1. Bronchiën:De bronchiën zijn de belangrijkste luchtwegen die lucht in en uit de longen transporteren. Tijdens een astma-aanval trekken de spieren rond de bronchiën samen, waardoor de luchtwegen smaller worden. Dit wordt bronchoconstrictie genoemd.

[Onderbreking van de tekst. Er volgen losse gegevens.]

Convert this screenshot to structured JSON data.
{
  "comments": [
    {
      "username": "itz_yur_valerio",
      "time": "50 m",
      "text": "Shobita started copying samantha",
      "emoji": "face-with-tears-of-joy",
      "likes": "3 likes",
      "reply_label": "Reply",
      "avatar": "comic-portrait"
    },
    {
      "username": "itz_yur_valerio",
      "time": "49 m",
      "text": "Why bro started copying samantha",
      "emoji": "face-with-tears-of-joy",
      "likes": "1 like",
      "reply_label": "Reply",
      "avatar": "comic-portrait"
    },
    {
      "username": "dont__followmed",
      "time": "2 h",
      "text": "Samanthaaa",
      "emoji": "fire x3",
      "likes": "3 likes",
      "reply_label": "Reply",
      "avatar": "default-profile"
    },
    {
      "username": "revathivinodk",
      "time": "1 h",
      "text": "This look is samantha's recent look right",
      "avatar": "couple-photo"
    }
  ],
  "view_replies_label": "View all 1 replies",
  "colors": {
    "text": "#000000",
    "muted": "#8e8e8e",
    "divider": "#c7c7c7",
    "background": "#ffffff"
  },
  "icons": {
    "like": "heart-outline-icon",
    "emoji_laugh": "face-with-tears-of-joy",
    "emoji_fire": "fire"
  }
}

2. Bronchiolen:De bronchiolen zijn kleinere vertakkingen van de bronchiën die naar de longblaasjes (kleine luchtzakjes) in de longen leiden. Ontsteking en vernauwing van de bronchiolen dragen ook bij aan luchtwegobstructie tijdens een astma-aanval.
3. Slijmproducerende klieren:De luchtwegen zijn bekleed met slijmproducerende klieren. Bij astma produceren deze klieren overmatige hoeveelheden dik, plakkerig slijm dat de luchtwegen verder kan vernauwen en het ademen bemoeilijkt.
4. Longblaasjes:De longblaasjes zijn de kleine luchtzakjes in de longen waar de uitwisseling van zuurstof en kooldioxide plaatsvindt. Bij ernstige astma-aanvallen kunnen de longblaasjes beschadigd raken of gevuld raken met vocht, wat kan leiden tot ademnood.
5. Middenrif- en intercostale spieren:Het middenrif en de intercostale spieren zijn de belangrijkste spieren die betrokken zijn bij de ademhaling. Tijdens een astma-aanval kan de grotere inspanning die nodig is om te ademen deze spieren belasten, wat leidt tot kortademigheid en vermoeidheid.
Deze componenten van het ademhalingssysteem werken samen om de luchtstroom en gasuitwisseling in de longen te reguleren. Wanneer astma deze structuren aantast, verstoort het het normale ademhalingsproces, wat leidt tot de karakteristieke symptomen van een astma-aanval, zoals piepende ademhaling, hoesten, benauwdheid op de borst en kortademigheid.